Hospital Corridor

Remember that you are dust, and to dust you shall return.
(Liturgy of Ash Wednesday)

"No light, but a red glow fills the sky in the east far away beyond the flightline as I drive toward the military base hospital. The giant cargo engines wail lamentations from one horizon to another at a deafening pitch. When I get out of the car the wind stings my ears. I put a quarter in a machine near the hospital door and take a newspaper as a hold on the world, as an amusement, an escape.

"I wait in line. My blood is drawn into tubes with colored stoppers. I drink a bottle of glucose and fight nausea for two hours, trying to lose myself in the newspaper. Then my blood will be drawn again and I can go out into the daylight, go to church and be among friends, receive ashes upon my head and impose ashes upon my friends in order to remind one another we are but dust. The sanctuary is a place of love and comfort. This hospital hallway with the fluorescent lights overhead is drafty and impersonal; here, I do not need to be reminded that I am but dust.

"The sounds and smells of the hospital corridor almost always evoke the deep and timeless prayer of vigils spent by the bedsides of my children. The smell of disinfectant and betadine, the too-bright lights, the loud conversations in hallways bring me to the edge of prayer, where the separation between life and death seems arbitrary and love overwhelming.

"I feel again my face against the cool of the green wall of the operating room surrounded by empty gurneys. Behind the swinging doors doctors cut open my daughter's throat and put in a tube so that she can breathe. I know by heart the feel of the sticky vinyl chair, the sound of shouts, the beeps and clicks of heart monitor machines in the Intensive Care Unit where, for a week of nights and days, her frail little body fights off disease with risky, too-vigorous medicines. Jesus, she says, watches her from the folds of the plastic curtain.

"I am by Trevor's bedside when he is not yet two years old, stroking his head, lulling him to an exhausted sleep only for him to scream himself awake in pain when his muscles contract in spasm around his broken leg each time he relaxes.

"I relive the vigil from a rocking chair in a hidden corner of the hospital that my infant son Jack and I share with a monstrously deformed vegetable child. My newborn baby has fallen out of a basket and I do not know if he will recover his alertness. I lift again my son's grossly swollen head to nurse him at my breast. His dull eyes do not meet mine. I am utterly alone except for the older child in his cage-like bed, watching us.

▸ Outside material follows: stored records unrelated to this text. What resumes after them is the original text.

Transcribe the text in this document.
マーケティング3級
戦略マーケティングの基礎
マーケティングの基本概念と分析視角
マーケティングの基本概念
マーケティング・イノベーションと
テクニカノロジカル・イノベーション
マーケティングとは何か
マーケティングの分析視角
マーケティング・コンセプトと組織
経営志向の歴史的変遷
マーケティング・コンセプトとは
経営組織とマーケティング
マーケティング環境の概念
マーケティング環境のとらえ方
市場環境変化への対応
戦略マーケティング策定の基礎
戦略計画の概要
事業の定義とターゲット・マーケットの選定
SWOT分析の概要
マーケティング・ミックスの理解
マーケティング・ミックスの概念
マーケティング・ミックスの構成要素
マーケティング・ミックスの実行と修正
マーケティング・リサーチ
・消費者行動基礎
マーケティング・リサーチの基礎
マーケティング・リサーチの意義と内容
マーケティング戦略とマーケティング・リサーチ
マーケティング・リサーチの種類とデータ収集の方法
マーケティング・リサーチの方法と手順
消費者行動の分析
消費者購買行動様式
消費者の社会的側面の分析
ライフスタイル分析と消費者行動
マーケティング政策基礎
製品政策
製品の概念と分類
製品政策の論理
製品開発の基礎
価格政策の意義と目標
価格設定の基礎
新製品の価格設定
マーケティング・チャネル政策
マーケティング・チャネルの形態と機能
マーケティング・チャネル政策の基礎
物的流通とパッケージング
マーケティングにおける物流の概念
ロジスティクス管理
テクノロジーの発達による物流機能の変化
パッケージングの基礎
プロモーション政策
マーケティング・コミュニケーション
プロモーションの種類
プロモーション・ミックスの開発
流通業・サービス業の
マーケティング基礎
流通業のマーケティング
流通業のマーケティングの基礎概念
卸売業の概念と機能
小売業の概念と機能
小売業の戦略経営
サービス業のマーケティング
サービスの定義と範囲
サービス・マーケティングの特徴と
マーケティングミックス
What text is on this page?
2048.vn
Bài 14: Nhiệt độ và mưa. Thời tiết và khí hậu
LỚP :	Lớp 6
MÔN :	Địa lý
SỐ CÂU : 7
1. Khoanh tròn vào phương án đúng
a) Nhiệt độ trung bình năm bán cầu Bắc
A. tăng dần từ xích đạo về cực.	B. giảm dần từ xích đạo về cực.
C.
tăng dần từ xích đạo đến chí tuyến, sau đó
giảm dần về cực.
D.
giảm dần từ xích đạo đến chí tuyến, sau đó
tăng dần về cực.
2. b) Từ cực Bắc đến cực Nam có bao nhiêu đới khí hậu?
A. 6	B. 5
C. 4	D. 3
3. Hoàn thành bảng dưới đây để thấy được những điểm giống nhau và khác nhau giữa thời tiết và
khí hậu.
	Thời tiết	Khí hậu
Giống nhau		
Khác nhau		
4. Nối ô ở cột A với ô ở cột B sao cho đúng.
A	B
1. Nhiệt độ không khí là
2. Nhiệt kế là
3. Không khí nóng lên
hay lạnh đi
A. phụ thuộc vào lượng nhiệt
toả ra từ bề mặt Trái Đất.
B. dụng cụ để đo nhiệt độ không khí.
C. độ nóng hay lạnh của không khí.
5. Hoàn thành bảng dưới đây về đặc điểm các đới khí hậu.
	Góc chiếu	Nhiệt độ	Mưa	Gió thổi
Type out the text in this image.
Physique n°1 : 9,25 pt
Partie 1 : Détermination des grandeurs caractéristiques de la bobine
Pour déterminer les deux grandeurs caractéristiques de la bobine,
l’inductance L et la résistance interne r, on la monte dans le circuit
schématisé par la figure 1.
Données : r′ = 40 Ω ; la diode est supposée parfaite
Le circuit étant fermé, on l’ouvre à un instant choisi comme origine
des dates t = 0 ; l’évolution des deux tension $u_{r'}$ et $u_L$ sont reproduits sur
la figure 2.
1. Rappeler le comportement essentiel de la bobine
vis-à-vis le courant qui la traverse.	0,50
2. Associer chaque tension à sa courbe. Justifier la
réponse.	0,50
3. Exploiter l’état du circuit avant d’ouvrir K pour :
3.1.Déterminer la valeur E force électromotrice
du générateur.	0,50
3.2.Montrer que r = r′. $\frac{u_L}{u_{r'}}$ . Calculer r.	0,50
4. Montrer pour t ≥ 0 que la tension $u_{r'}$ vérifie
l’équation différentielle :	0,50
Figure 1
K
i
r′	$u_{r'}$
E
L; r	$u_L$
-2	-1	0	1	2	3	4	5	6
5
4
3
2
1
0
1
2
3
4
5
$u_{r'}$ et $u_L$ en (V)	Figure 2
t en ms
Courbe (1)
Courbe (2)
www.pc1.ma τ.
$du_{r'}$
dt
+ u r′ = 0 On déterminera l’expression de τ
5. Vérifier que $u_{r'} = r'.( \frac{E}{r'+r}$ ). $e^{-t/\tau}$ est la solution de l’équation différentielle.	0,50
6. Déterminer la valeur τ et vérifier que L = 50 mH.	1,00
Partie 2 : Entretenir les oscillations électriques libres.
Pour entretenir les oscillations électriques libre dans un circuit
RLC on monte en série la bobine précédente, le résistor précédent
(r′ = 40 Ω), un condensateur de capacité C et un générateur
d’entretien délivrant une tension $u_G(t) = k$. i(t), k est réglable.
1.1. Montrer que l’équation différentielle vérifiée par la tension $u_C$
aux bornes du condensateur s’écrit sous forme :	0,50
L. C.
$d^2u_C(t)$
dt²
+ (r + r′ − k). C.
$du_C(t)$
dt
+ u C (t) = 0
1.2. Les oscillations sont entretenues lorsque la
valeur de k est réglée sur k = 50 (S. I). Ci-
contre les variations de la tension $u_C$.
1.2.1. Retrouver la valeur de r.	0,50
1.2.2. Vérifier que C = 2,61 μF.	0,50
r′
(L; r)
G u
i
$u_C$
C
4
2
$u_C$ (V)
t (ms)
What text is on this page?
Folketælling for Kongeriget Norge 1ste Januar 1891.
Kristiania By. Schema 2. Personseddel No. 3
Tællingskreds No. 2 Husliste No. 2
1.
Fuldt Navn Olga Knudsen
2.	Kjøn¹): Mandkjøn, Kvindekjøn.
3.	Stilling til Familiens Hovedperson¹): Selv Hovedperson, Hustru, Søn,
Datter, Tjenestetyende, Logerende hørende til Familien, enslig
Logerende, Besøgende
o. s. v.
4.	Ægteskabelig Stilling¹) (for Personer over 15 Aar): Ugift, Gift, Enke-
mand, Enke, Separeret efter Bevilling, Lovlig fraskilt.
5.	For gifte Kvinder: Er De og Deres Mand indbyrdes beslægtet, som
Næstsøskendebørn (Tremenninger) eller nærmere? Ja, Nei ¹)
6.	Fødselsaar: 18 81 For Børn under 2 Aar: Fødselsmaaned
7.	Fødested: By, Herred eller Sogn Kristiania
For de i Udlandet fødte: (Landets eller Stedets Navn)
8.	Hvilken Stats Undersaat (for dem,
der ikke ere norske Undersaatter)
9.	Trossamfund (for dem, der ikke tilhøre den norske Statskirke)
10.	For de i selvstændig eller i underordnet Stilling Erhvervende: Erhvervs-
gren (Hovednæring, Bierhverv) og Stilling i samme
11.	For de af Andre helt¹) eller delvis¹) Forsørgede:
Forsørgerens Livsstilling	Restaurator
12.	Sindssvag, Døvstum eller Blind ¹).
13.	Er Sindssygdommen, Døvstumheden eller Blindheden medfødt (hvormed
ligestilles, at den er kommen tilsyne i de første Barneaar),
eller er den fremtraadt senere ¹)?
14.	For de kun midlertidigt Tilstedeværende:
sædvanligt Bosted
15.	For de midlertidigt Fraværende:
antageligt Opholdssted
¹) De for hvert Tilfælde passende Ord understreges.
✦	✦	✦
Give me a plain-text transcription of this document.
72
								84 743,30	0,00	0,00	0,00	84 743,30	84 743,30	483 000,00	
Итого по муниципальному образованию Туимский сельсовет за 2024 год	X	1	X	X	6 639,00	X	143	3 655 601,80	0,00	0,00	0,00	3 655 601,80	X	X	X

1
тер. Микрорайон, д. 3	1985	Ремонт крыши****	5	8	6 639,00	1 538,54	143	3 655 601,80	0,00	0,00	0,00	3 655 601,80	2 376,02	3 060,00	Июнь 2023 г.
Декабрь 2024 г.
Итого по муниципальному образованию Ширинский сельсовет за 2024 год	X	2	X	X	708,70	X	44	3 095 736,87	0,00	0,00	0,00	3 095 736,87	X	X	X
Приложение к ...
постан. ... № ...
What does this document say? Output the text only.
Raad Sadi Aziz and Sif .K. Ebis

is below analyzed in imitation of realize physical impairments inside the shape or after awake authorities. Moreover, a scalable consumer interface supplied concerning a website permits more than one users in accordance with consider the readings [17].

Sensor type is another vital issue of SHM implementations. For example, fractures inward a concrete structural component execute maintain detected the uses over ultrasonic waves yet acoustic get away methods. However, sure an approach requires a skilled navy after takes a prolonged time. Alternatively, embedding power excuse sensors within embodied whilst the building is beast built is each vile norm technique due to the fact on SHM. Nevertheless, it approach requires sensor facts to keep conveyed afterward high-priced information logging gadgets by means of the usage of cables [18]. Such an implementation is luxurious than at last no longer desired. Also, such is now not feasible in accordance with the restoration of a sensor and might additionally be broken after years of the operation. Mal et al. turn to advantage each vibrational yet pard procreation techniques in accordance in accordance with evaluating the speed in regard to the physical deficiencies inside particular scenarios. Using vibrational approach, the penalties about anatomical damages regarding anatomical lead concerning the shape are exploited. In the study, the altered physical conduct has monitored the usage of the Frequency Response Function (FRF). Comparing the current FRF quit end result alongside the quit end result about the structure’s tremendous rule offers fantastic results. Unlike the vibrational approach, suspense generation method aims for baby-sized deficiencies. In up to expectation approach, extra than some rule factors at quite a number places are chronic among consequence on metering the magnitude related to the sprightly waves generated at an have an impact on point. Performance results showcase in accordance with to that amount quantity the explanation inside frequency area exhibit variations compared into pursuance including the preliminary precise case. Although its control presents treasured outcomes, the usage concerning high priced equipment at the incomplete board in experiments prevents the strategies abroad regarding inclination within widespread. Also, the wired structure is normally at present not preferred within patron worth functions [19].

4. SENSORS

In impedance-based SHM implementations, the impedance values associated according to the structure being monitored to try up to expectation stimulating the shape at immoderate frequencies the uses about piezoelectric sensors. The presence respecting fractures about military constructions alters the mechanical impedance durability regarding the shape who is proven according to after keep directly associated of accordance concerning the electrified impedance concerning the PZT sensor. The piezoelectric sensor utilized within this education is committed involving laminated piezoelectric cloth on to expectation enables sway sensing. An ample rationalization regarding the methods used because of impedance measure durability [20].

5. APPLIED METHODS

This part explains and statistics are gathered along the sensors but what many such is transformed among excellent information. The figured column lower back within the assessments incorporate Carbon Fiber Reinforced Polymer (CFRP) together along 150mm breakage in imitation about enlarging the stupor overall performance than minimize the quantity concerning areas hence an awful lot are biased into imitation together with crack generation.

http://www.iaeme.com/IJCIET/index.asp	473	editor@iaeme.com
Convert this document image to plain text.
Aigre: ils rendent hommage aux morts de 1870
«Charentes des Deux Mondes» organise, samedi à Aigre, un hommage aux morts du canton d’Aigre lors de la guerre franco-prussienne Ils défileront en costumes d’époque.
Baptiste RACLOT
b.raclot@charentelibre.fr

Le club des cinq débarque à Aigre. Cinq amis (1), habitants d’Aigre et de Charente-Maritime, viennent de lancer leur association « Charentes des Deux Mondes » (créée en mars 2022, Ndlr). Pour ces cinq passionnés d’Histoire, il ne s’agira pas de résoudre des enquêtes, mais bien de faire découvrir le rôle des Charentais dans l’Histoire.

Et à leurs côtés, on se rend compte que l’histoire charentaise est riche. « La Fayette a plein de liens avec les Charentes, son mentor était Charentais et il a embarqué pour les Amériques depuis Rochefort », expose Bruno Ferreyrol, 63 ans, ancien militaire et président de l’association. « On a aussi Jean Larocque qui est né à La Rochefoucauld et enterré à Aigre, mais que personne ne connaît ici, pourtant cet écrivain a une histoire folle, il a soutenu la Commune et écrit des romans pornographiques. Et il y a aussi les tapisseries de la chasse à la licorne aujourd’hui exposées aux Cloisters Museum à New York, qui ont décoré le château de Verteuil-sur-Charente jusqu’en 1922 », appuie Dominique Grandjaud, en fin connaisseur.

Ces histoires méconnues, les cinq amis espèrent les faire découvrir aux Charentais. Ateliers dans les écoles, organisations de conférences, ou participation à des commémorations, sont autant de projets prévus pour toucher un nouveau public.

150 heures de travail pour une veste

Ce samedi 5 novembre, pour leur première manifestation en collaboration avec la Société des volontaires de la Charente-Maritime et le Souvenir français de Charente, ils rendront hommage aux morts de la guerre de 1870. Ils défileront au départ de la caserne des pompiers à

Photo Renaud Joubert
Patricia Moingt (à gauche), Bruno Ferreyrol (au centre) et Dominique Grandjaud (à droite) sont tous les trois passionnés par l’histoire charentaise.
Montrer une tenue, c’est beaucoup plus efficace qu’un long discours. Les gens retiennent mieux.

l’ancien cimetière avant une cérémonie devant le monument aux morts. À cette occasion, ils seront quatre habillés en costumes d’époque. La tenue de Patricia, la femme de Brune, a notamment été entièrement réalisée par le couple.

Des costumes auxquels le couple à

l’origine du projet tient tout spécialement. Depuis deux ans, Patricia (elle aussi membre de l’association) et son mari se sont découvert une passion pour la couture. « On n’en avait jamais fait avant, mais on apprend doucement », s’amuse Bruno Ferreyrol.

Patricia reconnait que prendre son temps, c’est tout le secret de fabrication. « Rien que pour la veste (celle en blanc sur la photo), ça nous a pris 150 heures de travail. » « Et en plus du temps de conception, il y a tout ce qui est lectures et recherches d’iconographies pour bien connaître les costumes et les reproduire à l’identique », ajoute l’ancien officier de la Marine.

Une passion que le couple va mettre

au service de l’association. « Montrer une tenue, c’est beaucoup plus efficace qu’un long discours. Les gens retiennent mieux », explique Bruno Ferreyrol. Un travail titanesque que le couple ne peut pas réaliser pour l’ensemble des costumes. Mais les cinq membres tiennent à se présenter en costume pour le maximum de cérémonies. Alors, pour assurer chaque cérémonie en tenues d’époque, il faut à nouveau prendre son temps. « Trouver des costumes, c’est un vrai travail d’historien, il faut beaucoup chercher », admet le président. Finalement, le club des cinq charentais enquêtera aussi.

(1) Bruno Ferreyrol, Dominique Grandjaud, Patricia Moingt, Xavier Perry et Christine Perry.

"I am holding a sixteen-month-old Jack down upon the debriding table in the burn ward, singing to him while the doctors painstakingly pull off the skin on his hands and feet twice a day. He was badly burned by an overheated Texas floor furnace and to this day Jack's scars shock any uninitiated priest giving communion into his outstretched hands. After eleven years his voice is still hoarse from nodules on his larynx caused by weeks of screaming in pain. He will still have to have an operation on his feet.

"I guarded over my children's suffering through these nights and days. Maternal love could do nothing to take the pain away, and so I sang their names over and over and over.

"Trevor and Jack and Grace did survive those traumas and I thankfully attributed their healing to God. But my neighbor's child of Grace's age did not survive a similar illness, and when Jack and I left the corner room with his head its normal shape again, we left the monstrous child behind, still tied to his crib. I know that the prayers of those other parents and children were not less worthy than mine. I am not ungrateful, but I can't forget the children who were left behind and I do not know what my prayer or my love or my ministry would be like had I not carried my children out of the hospital corridors alive and whole. Yet I sensed at the time that God was present in death as well as in life. It was not a sense of comfort or assurance that I experienced, but a love that did not depend on life or death.

"A hospital corridor can be a mysterious place, a terrible and holy threshold upon the boundary of the soul. Here you will find an opening through which you might apprehend and embrace unexperienced aspects of God. Uprooted from your ordinary days, the hospital confounds the peaceful soul with the realization that the God of daily living is also the God of sudden dying. The God of the comforting parish sanctuary is also the God of the Intensive Care Unit. The God of beeswax candle and incense is the God of vomit and pus; the God of white linen and embroidered chasuble is the God of plastic curtain and sweaty sheet; the God of organ and flute is the God of squeaky gurney wheels and crying children; the God of deep port wine and delicately embossed communion bread is the God of infected blood and wounded flesh.

"The God of all those corridor smells and sights and sounds is also the God of profound silence. When despair has obliterated ordinary prayer, when the psalms fail and all words are stupid and meaningless, the mantle of loneliness surrounding me becomes a mantle of dark and wordless love. This darkness reveals the paradox of prayer: in the absence of God, all there is, is God."